A story about middle-aged male angst may not be especially original, but Pedro Mairal’s bittersweet meditation on love, sexual desire and ageing skewers the absurdity and the pain. His narrator is Lucas, a 44-year-old Argentinian writer, in debt and uninspired. He plays house-husband to his successful wife, Catalina, whom he suspectsof having an affair.

The answer to all his troubles, Lucas believes, is the $15,000 advance from his Spanish publisher, which he plans to cash in a bank on a day trip to the Uruguayan capital Montevideo, and exchange for pesos on the black market back in Buenos Aires. Also in Montevideo on the day Lucas visits is Guerra, the seductive young woman he met at a literary festival. He arranges an afternoon tryst and behaves like a besotted teenager.

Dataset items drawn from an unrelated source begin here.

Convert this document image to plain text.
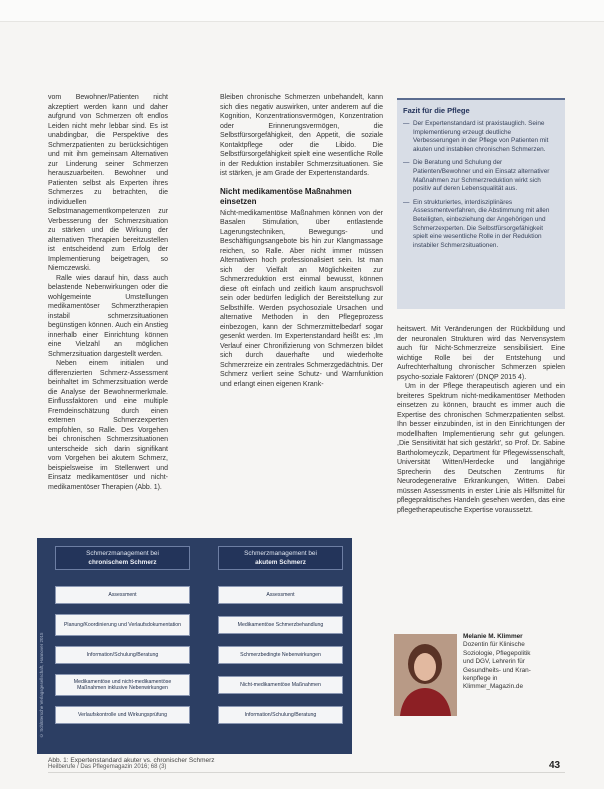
vom Bewohner/Patienten nicht akzeptiert werden kann und daher aufgrund von Schmerzen oft endlos Leiden nicht mehr lebbar sind. Es ist unabdingbar, die Perspektive des Schmerzpatienten zu berücksichtigen und mit ihm gemeinsam Alternativen zur Linderung seiner Schmerzen herauszuarbeiten. Bewohner und Patienten selbst als Experten ihres Schmerzes zu betrachten, die individuellen Selbstmanagementkompetenzen zur Verbesserung der Schmerzsituation zu stärken und die Wirkung der alternativen Therapien bereitzustellen ist entscheidend zum Erfolg der Implementierung beigetragen, so Niemczewski.

Ralle wies darauf hin, dass auch belastende Nebenwirkungen oder die wohlgemeinte Umstellungen medikamentöser Schmerztherapien instabil schmerzsituationen begünstigen können. Auch ein Anstieg innerhalb einer Einrichtung können eine Vielzahl an möglichen Schmerzsituation dargestellt werden.

Neben einem initialen und differenzierten Schmerz-Assessment beinhaltet im Schmerzsituation werde die Analyse der Bewohnermerkmale. Einflussfaktoren und eine multiple Fremdeinschätzung durch einen externen Schmerzexperten empfohlen, so Ralle. Des Vorgehen bei chronischen Schmerzsituationen unterscheide sich darin signifikant vom Vorgehen bei akutem Schmerz, beispielsweise im Stellenwert und Einsatz medikamentöser und nicht-medikamentöser Therapien (Abb. 1).

Bleiben chronische Schmerzen unbehandelt, kann sich dies negativ auswirken, unter anderem auf die Kognition, Konzentrationsvermögen, Konzentration oder Erinnerungsvermögen, die Selbstfürsorgefähigkeit, den Appetit, die soziale Kontaktpflege oder die Libido. Die Selbstfürsorgefähigkeit spielt eine wesentliche Rolle in der Reduktion instabiler Schmerzsituationen. Sie ist stärken, je am Grade der Expertenstandards.

Nicht medikamentöse Maßnahmen einsetzen

Nicht-medikamentöse Maßnahmen können von der Basalen Stimulation, über entlastende Lagerungstechniken, Bewegungs- und Beschäftigungsangebote bis hin zur Klangmassage reichen, so Ralle. Aber nicht immer müssen Alternativen hoch professionalisiert sein. Ist man sich der Vielfalt an Möglichkeiten zur Schmerzreduktion erst einmal bewusst, können diese oft einfach und zeitlich kaum anspruchsvoll sein oder bedürfen lediglich der Bereitstellung zur Selbsthilfe. Werden psychosoziale Ursachen und alternative Methoden in den Pflegeprozess einbezogen, kann der Schmerzmittelbedarf sogar gesenkt werden. Im Expertenstandard heißt es: ,Im Verlauf einer Chronifizierung von Schmerzen bildet sich durch dauerhafte und wiederholte Schmerzreize ein zentrales Schmerzgedächtnis. Der Schmerz verliert seine Schutz- und Warnfunktion und erlangt einen eigenen Krank-

Fazit für die Pflege
— Der Expertenstandard ist praxistauglich. Seine Implementierung erzeugt deutliche Verbesserungen in der Pflege von Patienten mit akuten und instabilen chronischen Schmerzen.
— Die Beratung und Schulung der Patienten/Bewohner und ein Einsatz alternativer Maßnahmen zur Schmerzreduktion wirkt sich positiv auf deren Lebensqualität aus.
— Ein strukturiertes, interdisziplinäres Assessmentverfahren, die Abstimmung mit allen Beteiligten, einbeziehung der Angehörigen und Schmerzexperten. Die Selbstfürsorgefähigkeit spielt eine wesentliche Rolle in der Reduktion instabiler Schmerzsituationen.

heitswert. Mit Veränderungen der Rückbildung und der neuronalen Strukturen wird das Nervensystem auch für Nicht-Schmerzreize sensibilisiert. Eine wichtige Rolle bei der Entstehung und Aufrechterhaltung chronischer Schmerzen spielen psycho-soziale Faktoren' (DNQP 2015 4).

Um in der Pflege therapeutisch agieren und ein breiteres Spektrum nicht-medikamentöser Methoden einsetzen zu können, braucht es immer auch die Expertise des chronischen Schmerzpatienten selbst. Ihn besser einzubinden, ist in den Einrichtungen der modellhaften Implementierung sehr gut gelungen. ,Die Sensitivität hat sich gestärkt', so Prof. Dr. Sabine Bartholomeyczik, Department für Pflegewissenschaft, Universität Witten/Herdecke und langjährige Sprecherin des Deutschen Zentrums für Neurodegenerative Erkrankungen, Witten. Dabei müssen Assessments in erster Linie als Hilfsmittel für pflegepraktisches Handeln gesehen werden, das eine pflegetherapeutische Expertise voraussetzt.

© Schlütersche Verlagsgesellschaft, Hannover 2015
Schmerzmanagement bei
chronischem Schmerz
Schmerzmanagement bei
akutem Schmerz
Assessment
Planung/Koordinierung und Verlaufsdokumentation
Information/Schulung/Beratung
Medikamentöse und nicht-medikamentöse Maßnahmen inklusive Nebenwirkungen
Verlaufskontrolle und Wirkungsprüfung
Assessment
Medikamentöse Schmerzbehandlung
Schmerzbedingte Nebenwirkungen
Nicht-medikamentöse Maßnahmen
Information/Schulung/Beratung
Abb. 1: Expertenstandard akuter vs. chronischer Schmerz
Melanie M. Klimmer
Dozentin für Klinische
Soziologie, Pflegepolitik
und DGV, Lehrerin für
Gesundheits- und Kran-
kenpflege in
Klimmer_Magazin.de
Heilberufe / Das Pflegemagazin 2016; 68 (3)	43
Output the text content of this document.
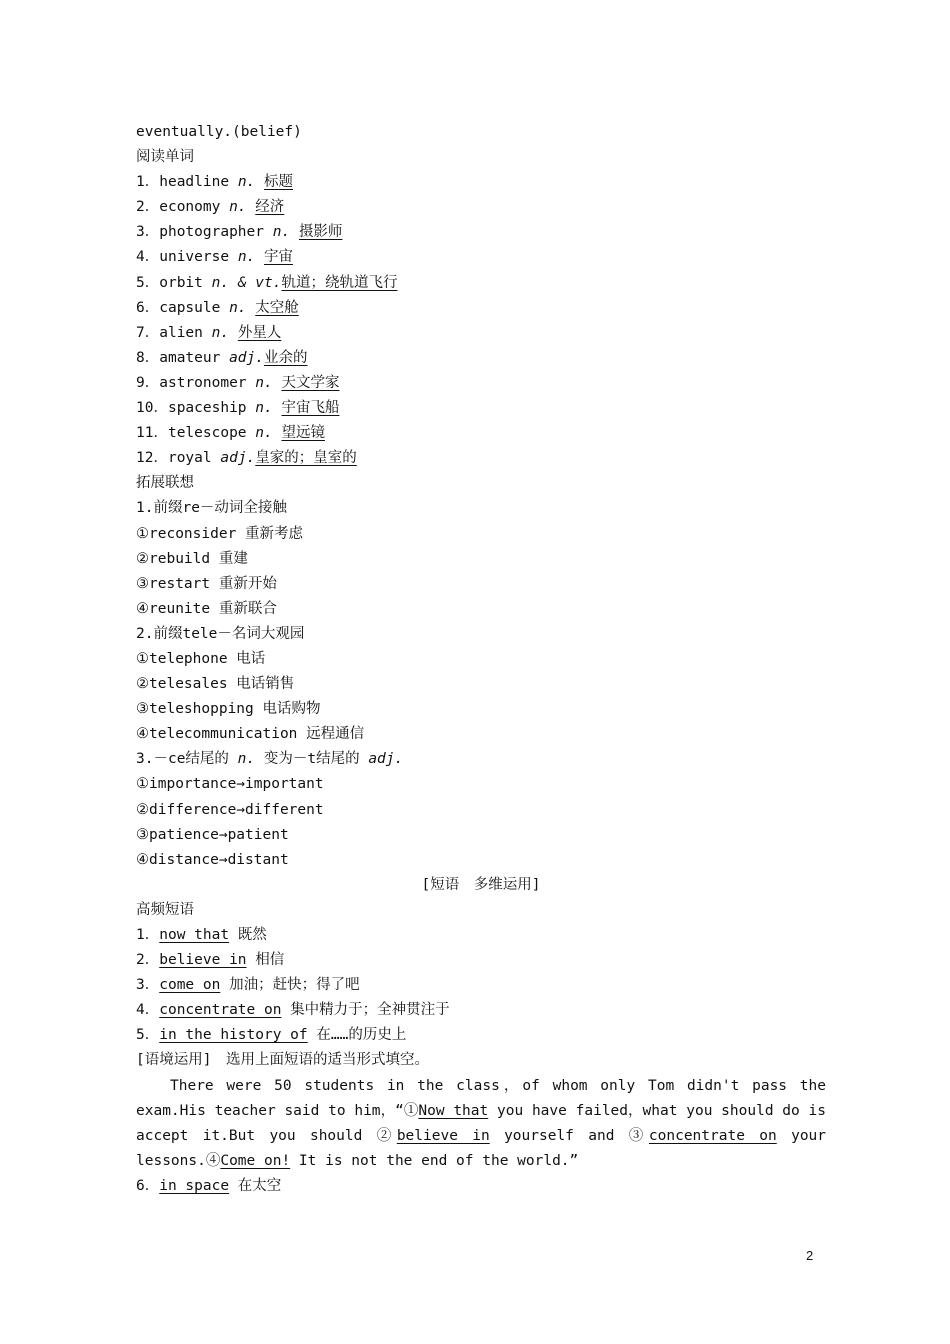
eventually.(belief)
阅读单词
1．headline n. 标题
2．economy n. 经济
3．photographer n. 摄影师
4．universe n. 宇宙
5．orbit n. & vt.轨道；绕轨道飞行
6．capsule n. 太空舱
7．alien n. 外星人
8．amateur adj.业余的
9．astronomer n. 天文学家
10．spaceship n. 宇宙飞船
11．telescope n. 望远镜
12．royal adj.皇家的；皇室的
拓展联想
1.前缀re－动词全接触
①reconsider 重新考虑
②rebuild 重建
③restart 重新开始
④reunite 重新联合
2.前缀tele－名词大观园
①telephone 电话
②telesales 电话销售
③teleshopping 电话购物
④telecommunication 远程通信
3.－ce结尾的 n. 变为－t结尾的 adj.
①importance→important
②difference→different
③patience→patient
④distance→distant
[短语　多维运用]
高频短语
1．now that 既然
2．believe in 相信
3．come on 加油；赶快；得了吧
4．concentrate on 集中精力于；全神贯注于
5．in the history of 在……的历史上
[语境运用]　选用上面短语的适当形式填空。
There were 50 students in the class，of whom only Tom didn't pass the exam.His teacher said to him，“①Now that you have failed，what you should do is accept it.But you should ②believe in yourself and ③concentrate on your lessons.④Come on! It is not the end of the world.”
6．in space 在太空
2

Mairal is alert to the nuances of a midlife crisis – the loss of dignity, the abandonment of reason – and his descriptions of Lucas getting drunk, stoned and tattooed, while fixated on bedding Guerra, are pitch-perfect. Lucas admits his infatuation with Guerra was easy to sustain because he controlled the fantasy: “All those months I had you in my head and could rewind you, fast-forward you, pause you. I’d open and close the emails you’d send me.” Later, on the brink of having his desire fulfilled, he describes the thrill of escaping himself: “she ran her hand over the back of my neck, and it sent an electric charge all the way down my back. She reset me. I forgot everything, my name.”

As we are frequently reminded, Mairal’s promiscuous protagonist is a writer (the narrative is confessional) and his thoughts never cease – he eavesdrops on others, questions his motives, ponders banalities. In a flash of self-awareness, Lucas observes: “I wanted to live. To see, to touch. To get inside reality. Get inside Guerra. Get into a war with my fucking imagination, my eternal invisible world.”

By the end of this psychologically astute novella, translated sensitively by Jennifer Croft, Lucas recognises how quickly cracks in a relationship become chasms and that the key to happiness is acceptance.